The impacts on individuals, all measurable, eventually show up on the bottom line (turnover) when the employee leaves.

General remarks

Getting to Plan B productivity is a psychological phenomenon, engineered by the interventionist for the keystones who custom fit Plan B thinking to their workers. There is nothing to buy, nothing to install. The switch from Ca’canny to productive mode is so abrupt it affirms its roots in the subconscious mind, which has no inertia to overcome and makes task-action choices, starting from scratch, in a centisecond.

The foundation of organizational flourishing is productivity. It is 100% a workforce project. When the Business Process Reengineering fad was championed by Hammer and Champy in 1990, it was top-down, where the workforce stood aside while outside engineers installed a new process for it to operate. By 1997 it was clear that BPR had run its course. The rise and fall curve of BPR matched the rise and fall of its predecessor Total Quality Management (TQM), also top-down, which peaked in the 1980s.

The economic view of Plan A serves to quantify its scope and reach. There are direct costs, like productivity, and there are indirect costs, like overhead. Some intangibles, like morale, have real consequences that are difficult to quantify. The good news is that an accounting of just the quantifiable streaming losses in Plan A is more than enough reason to overwrite Plan A with Plan B.

Zero risk value proposition

Absence of risk to the franchisee is a hallmark feature of the franchise. The upfront screening process performed by the interventionist, protects both parties in the license. If the project is going to fail, the interventionist will know it by the second episode of season one. Failure at that point can only be due to violations of the stop rules. That event triggers the provision for compensation in the licensing agreement.
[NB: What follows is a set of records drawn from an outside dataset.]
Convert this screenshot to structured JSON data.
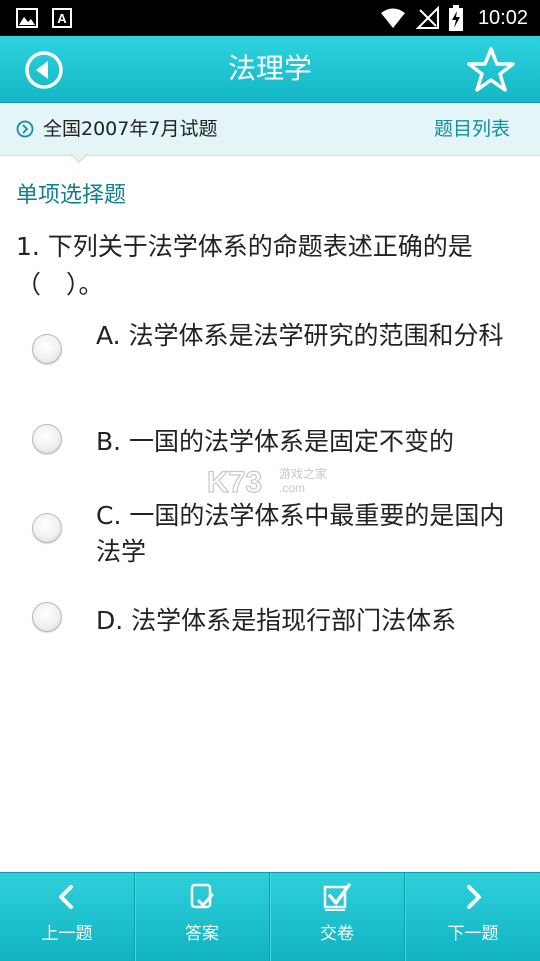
{
  "status_bar": {
    "time": "10:02"
  },
  "header": {
    "title": "法理学"
  },
  "subbar": {
    "exam_title": "全国2007年7月试题",
    "list_link": "题目列表"
  },
  "question": {
    "type": "单项选择题",
    "text": "1. 下列关于法学体系的命题表述正确的是（　）。",
    "options": [
      {
        "label": "A. 法学体系是法学研究的范围和分科"
      },
      {
        "label": "B. 一国的法学体系是固定不变的"
      },
      {
        "label": "C. 一国的法学体系中最重要的是国内法学"
      },
      {
        "label": "D. 法学体系是指现行部门法体系"
      }
    ]
  },
  "watermark": {
    "text": "K73",
    "sub": "游戏之家",
    "domain": ".com"
  },
  "bottom_nav": {
    "prev": "上一题",
    "answer": "答案",
    "submit": "交卷",
    "next": "下一题"
  },
  "colors": {
    "accent": "#1cc3cf",
    "link": "#148ea0",
    "qtype": "#0e7f93"
  }
}
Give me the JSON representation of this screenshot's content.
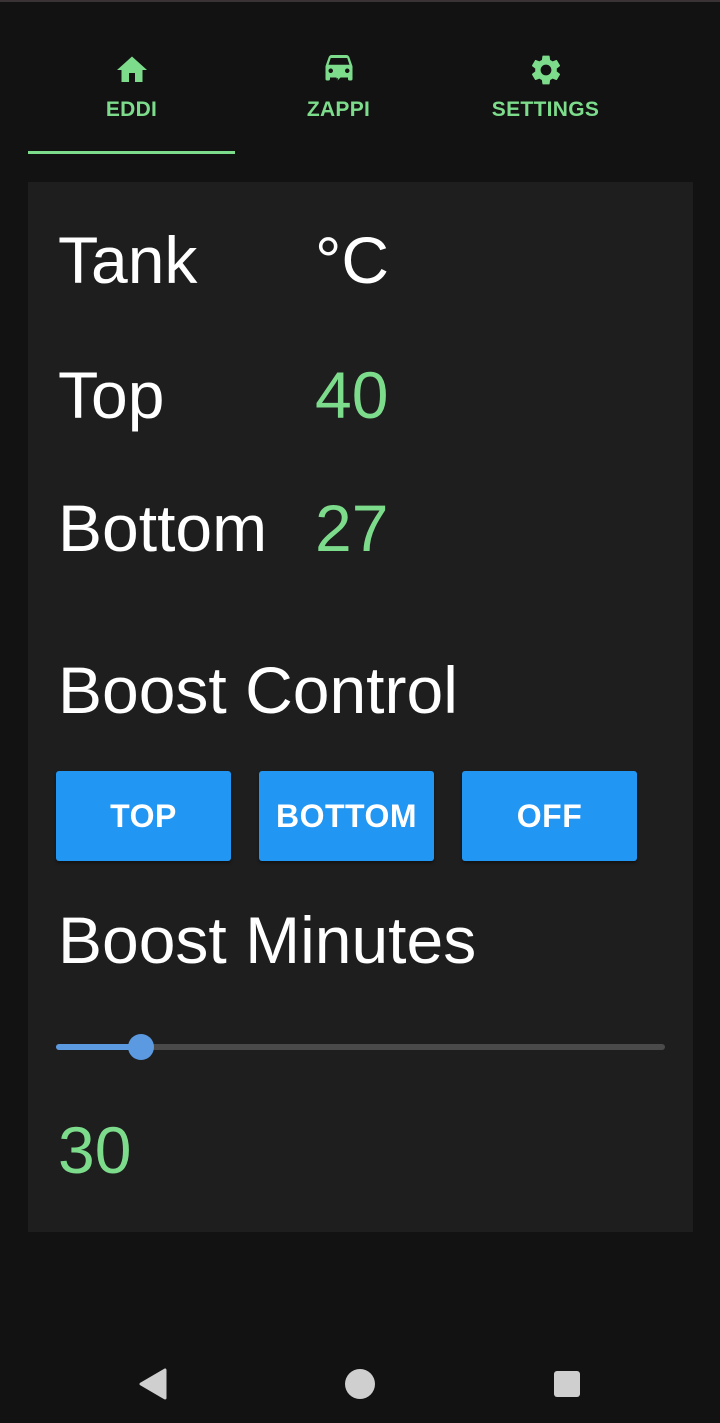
{
  "tabs": [
    {
      "label": "EDDI",
      "icon": "home-icon",
      "selected": true
    },
    {
      "label": "ZAPPI",
      "icon": "ev-car-icon",
      "selected": false
    },
    {
      "label": "SETTINGS",
      "icon": "gear-icon",
      "selected": false
    }
  ],
  "tank": {
    "header_label": "Tank",
    "unit": "°C",
    "top_label": "Top",
    "top_value": "40",
    "bottom_label": "Bottom",
    "bottom_value": "27"
  },
  "boost_control": {
    "title": "Boost Control",
    "buttons": [
      "TOP",
      "BOTTOM",
      "OFF"
    ]
  },
  "boost_minutes": {
    "title": "Boost Minutes",
    "value": "30",
    "slider_fraction": 0.14
  },
  "colors": {
    "accent_green": "#7ddc8c",
    "button_blue": "#2196f3",
    "slider_blue": "#5b9ae0",
    "background": "#121212",
    "card": "#1e1e1e"
  },
  "system_nav": [
    "back-icon",
    "home-circle-icon",
    "recents-icon"
  ]
}
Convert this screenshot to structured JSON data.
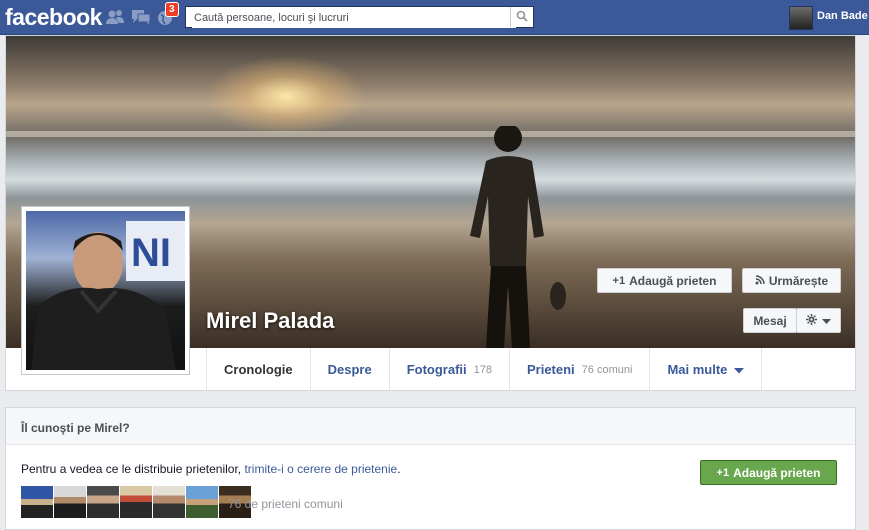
{
  "topbar": {
    "logo": "facebook",
    "notifications_badge": "3",
    "search_placeholder": "Caută persoane, locuri şi lucruri",
    "user_name": "Dan Bade"
  },
  "profile": {
    "name": "Mirel Palada",
    "add_friend": "Adaugă prieten",
    "follow": "Urmărește",
    "message": "Mesaj"
  },
  "tabs": [
    {
      "label": "Cronologie",
      "count": ""
    },
    {
      "label": "Despre",
      "count": ""
    },
    {
      "label": "Fotografii",
      "count": "178"
    },
    {
      "label": "Prieteni",
      "count": "76 comuni"
    },
    {
      "label": "Mai multe",
      "count": ""
    }
  ],
  "know": {
    "title": "Îl cunoşti pe Mirel?",
    "text": "Pentru a vedea ce le distribuie prietenilor, ",
    "link": "trimite-i o cerere de prietenie",
    "text_end": ".",
    "add_button": "Adaugă prieten",
    "mutual": "76 de prieteni comuni"
  },
  "colors": {
    "brand": "#3b5998",
    "badge": "#f03d25",
    "green": "#69a74e"
  }
}
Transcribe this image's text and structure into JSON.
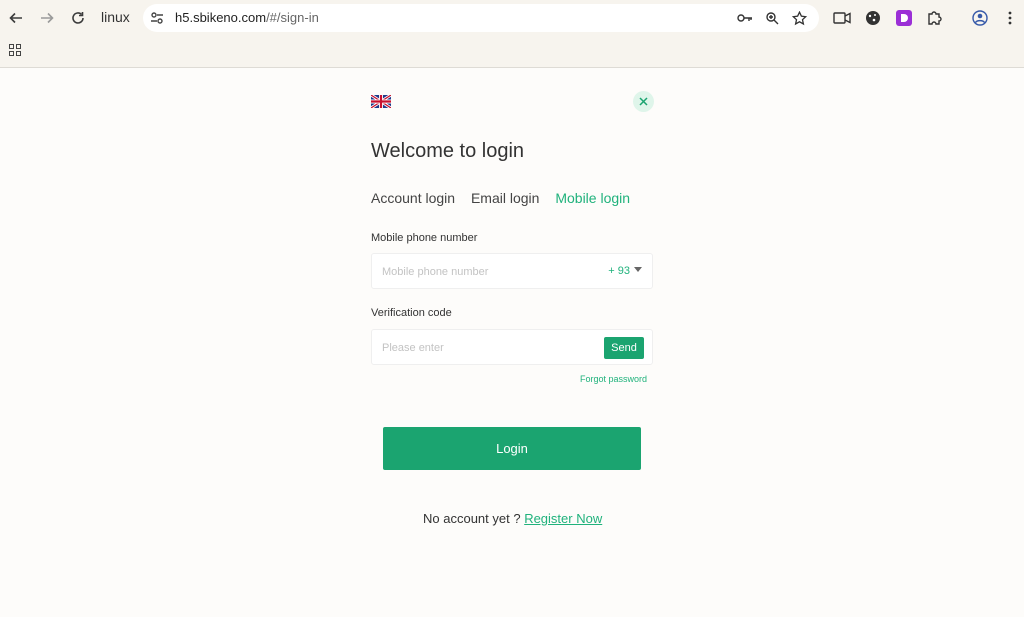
{
  "browser": {
    "tab_label": "linux",
    "url_host": "h5.sbikeno.com",
    "url_path": "/#/sign-in"
  },
  "page": {
    "title": "Welcome to login",
    "tabs": [
      {
        "label": "Account login",
        "active": false
      },
      {
        "label": "Email login",
        "active": false
      },
      {
        "label": "Mobile login",
        "active": true
      }
    ],
    "phone": {
      "label": "Mobile phone number",
      "placeholder": "Mobile phone number",
      "value": "",
      "country_code": "+ 93"
    },
    "code": {
      "label": "Verification code",
      "placeholder": "Please enter",
      "value": "",
      "send_label": "Send"
    },
    "forgot_label": "Forgot password",
    "login_label": "Login",
    "no_account_text": "No account yet ?",
    "register_label": "Register Now"
  },
  "colors": {
    "accent": "#1ba470",
    "accent_text": "#20b27c"
  },
  "icons": [
    "back-icon",
    "forward-icon",
    "reload-icon",
    "site-info-icon",
    "key-icon",
    "zoom-icon",
    "star-icon",
    "video-icon",
    "cookie-icon",
    "extension-d-icon",
    "puzzle-icon",
    "profile-icon",
    "menu-icon",
    "apps-icon",
    "uk-flag-icon",
    "close-icon"
  ]
}
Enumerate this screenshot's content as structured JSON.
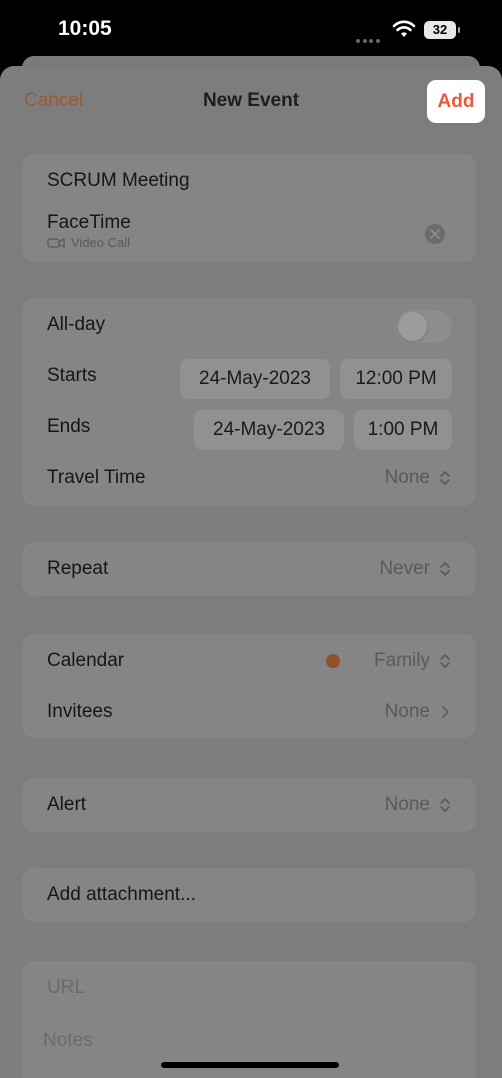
{
  "status_bar": {
    "time": "10:05",
    "battery": "32"
  },
  "nav": {
    "cancel": "Cancel",
    "title": "New Event",
    "add": "Add"
  },
  "event": {
    "title": "SCRUM Meeting",
    "location": "FaceTime",
    "location_sub": "Video Call"
  },
  "dates": {
    "allday_label": "All-day",
    "starts_label": "Starts",
    "starts_date": "24-May-2023",
    "starts_time": "12:00 PM",
    "ends_label": "Ends",
    "ends_date": "24-May-2023",
    "ends_time": "1:00 PM",
    "travel_label": "Travel Time",
    "travel_value": "None"
  },
  "repeat": {
    "label": "Repeat",
    "value": "Never"
  },
  "calendar": {
    "label": "Calendar",
    "value": "Family",
    "color": "#8f5229"
  },
  "invitees": {
    "label": "Invitees",
    "value": "None"
  },
  "alert": {
    "label": "Alert",
    "value": "None"
  },
  "attachment": {
    "label": "Add attachment..."
  },
  "url": {
    "placeholder": "URL"
  },
  "notes": {
    "placeholder": "Notes"
  },
  "colors": {
    "accent": "#ea5a3b",
    "cancel": "#9b5a33"
  }
}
Milestones in the Plan A to Plan B process.

Plan A economics

There are five functional cost centers in the financial breakdown:

  1. Productivity
  2. Administration
  3. Positive reciprocity
  4. Competitive advantage
  5. Franchising

Centers 3-5 are uniquely enabled by Plan B

Productivity

The direct effect of Ca’canny, a loss in productivity, increases the cost of production by a nominal 25%. Productivity is defined herein as cost of production minus losses and waste.

Administration

The administrative costs of Plan A OD include:

  1. Turnover
  2. Workforce security, health and safety
    1. Psychological
    2. Physical
  3. GIGO, opacity. Undetected bad choices
  4. Customer dissatisfaction
  5. Stakeholder dissatisfaction
  6. Overhead
    1. Inspection
    2. Policing for corruption
    3. Regulation
    4. Litigation
    5. Insurance
    6. Public relations

Keystone Task Sequence

  • Form keystone brotherhood
  • Clue workers in on strategy. Enjoy benefits other than financial, for now
  • Franchise-ready. Offer franchisor status to host management.
  • Value proposition, all measurables, adequate
    • Immediate
    • Projected

Note:

If the business relationship that you are entering into includes (a) the license of a trademark, (b) the payment of a fee, and (c) an agreement where you will have a level of control over how someone operates their business, the business relationship is deemed a franchise and subject to the franchise laws. In the case of licensing Plan B, none of those issues apply. There is no trademark, no upfront fee, and no control.

When clients prove worthy by site visits, licensing lawyers complete the deal. The license includes financial penalties for stop-rule violation.